Mark on the other hand came into the MDM program with many years as an entrepreneur and saw the potential in this innovative idea. He believed in the team, which is just as important as the idea and could see how the team could develop this into a real business. He was happy to help develop this as a stepping stone for Julie to run with!

Flo had been inspired being surrounded by peers with an entrepreneurial energy. She always liked doing her own projects, but had mainly been more focused on the creation and less of the business side of things. Working with the team, especially on this pitch project, she began to learn and appreciate how important both sides are. While she is still more of a creator than a businessperson, she now has a much more entrepreneurial mindset in approaching the world — taking risks, not being afraid to fail and learn, making your own opportunities and carving your own path in the world.

When Noor came to the CDM she never thought she would have an entrepreneurial focus, but when she was approached by the team she knew she couldn’t pass up this great idea. This project allowed the team to create, take risks, and push the envelope of what’s expected. Working with this amazing team she was able to learn tremendously from them and the innovative technology.

5. What did winning the Gerri Sinclair scholarship mean to you?

It’s an honour.

We started out not knowing whether our project would go anywhere, and ended up being quite proud of how far we’ve come. To receive the Gerri Sinclair scholarship is an acknowledgement of not only our journey, but all the support we’ve received from the CDM faculty, staff, and local Vancouver VR/AR communities who helped push us along.

We also want to acknowledge that we’re a majority-women team and hope to encourage, empower, and support other women in tech and entrepreneurship, especially tackling systemic unconscious biases existing in male-dominated fields.

6. What’s next for you guys?

We all work on different projects now that we have graduated.

As mentioned earlier, Julie is taking this project further with The Impossible Studio, so if you know any musicians interested in exploring Augmented Reality, tell them about her studio!

She also started another company, Time Factory, that runs design sprints, rapid prototyping and workshops to help small and medium business solve problems faster, hence saving them time and money.
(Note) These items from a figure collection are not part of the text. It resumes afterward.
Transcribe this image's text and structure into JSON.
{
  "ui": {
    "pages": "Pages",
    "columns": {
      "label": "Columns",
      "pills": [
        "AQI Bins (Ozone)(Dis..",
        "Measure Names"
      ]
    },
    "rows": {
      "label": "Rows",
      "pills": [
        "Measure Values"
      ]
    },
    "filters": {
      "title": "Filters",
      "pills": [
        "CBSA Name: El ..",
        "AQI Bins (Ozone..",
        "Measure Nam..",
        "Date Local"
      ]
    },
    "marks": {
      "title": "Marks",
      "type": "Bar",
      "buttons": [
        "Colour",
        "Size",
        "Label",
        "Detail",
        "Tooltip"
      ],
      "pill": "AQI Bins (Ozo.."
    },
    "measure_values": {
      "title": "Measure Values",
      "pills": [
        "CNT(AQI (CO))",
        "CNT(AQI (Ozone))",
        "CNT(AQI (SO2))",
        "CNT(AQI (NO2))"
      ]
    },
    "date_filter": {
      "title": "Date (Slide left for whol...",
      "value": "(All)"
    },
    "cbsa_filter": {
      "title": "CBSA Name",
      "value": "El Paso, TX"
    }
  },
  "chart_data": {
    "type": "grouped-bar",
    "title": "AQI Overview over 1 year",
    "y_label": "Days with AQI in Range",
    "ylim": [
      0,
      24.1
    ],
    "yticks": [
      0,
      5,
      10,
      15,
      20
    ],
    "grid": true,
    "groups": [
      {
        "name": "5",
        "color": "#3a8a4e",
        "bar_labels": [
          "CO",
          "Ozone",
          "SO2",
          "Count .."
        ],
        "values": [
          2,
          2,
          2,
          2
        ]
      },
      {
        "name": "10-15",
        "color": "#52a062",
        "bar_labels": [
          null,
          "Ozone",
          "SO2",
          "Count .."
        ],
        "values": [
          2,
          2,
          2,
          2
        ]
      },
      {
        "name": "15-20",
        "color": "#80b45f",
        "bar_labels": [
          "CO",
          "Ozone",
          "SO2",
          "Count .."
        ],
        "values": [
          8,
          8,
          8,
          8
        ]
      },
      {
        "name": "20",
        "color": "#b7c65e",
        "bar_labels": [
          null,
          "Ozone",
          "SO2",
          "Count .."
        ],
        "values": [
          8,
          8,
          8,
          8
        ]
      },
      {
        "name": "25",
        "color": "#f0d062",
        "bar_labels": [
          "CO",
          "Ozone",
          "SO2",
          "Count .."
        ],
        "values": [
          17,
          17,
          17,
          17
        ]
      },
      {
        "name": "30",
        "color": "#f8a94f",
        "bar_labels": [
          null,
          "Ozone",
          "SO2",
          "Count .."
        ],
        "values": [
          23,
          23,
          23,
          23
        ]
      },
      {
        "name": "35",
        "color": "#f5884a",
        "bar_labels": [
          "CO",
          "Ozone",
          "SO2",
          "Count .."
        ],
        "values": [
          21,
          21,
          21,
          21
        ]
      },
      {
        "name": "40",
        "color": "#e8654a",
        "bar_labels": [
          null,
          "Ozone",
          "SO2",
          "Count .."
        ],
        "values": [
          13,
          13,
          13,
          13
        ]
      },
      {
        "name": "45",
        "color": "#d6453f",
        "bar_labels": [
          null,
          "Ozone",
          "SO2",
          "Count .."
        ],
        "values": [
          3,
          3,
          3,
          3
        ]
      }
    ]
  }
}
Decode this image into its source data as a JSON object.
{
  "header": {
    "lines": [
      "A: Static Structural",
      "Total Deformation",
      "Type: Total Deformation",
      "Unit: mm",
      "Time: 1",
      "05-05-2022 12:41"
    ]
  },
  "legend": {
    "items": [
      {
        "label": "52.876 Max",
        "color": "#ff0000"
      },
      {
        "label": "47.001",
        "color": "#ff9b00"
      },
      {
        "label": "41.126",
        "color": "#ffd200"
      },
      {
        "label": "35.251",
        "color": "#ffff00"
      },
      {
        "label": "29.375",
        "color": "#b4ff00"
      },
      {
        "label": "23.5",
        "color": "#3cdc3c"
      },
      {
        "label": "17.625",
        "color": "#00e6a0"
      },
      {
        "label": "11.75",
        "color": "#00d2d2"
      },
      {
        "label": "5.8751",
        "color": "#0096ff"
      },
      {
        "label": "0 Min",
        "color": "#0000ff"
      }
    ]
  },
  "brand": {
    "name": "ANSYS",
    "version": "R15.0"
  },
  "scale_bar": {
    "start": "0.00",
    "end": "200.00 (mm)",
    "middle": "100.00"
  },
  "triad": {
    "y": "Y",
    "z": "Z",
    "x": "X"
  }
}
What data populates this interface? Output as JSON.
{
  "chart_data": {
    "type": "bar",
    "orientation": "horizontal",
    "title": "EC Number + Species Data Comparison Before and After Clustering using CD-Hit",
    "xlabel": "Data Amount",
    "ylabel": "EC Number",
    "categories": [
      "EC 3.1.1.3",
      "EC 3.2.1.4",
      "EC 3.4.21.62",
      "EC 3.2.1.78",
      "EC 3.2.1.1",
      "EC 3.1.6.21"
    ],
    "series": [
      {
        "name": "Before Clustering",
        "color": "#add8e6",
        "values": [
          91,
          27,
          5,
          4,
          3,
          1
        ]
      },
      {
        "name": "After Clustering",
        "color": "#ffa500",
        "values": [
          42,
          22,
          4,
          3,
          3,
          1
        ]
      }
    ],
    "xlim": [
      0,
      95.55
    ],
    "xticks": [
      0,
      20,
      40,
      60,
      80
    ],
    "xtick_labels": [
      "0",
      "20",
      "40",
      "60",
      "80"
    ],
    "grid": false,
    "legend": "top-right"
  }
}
As you can see, she’s really embracing the entrepreneurial route!

Mark was lucky enough to be recruited by one of the companies the team met with during this project. He is now enjoying working for Tangible Interaction as a project manager, having the opportunity to continue to work on innovative projects – now with world renowned clients (Ralph Lauren, Google, Diesel, BMW, etc.).

This pitch project and the CDM program encouraged Flo to pursue her own side freelance work with art and illustration designs. She has also started working full-time for Corporate Finance Institute, an educational platform as a multimedia UX, graphic, and education designer.

After working on this project, Noor began to work at Can-Health International as a digital designer. Later on, she moved back to Saudi Arabia where she is currently working as a freelancer and a motion graphic design instructor.  She doesn’t think she would love teaching if it wasn’t for this amazing team and this project.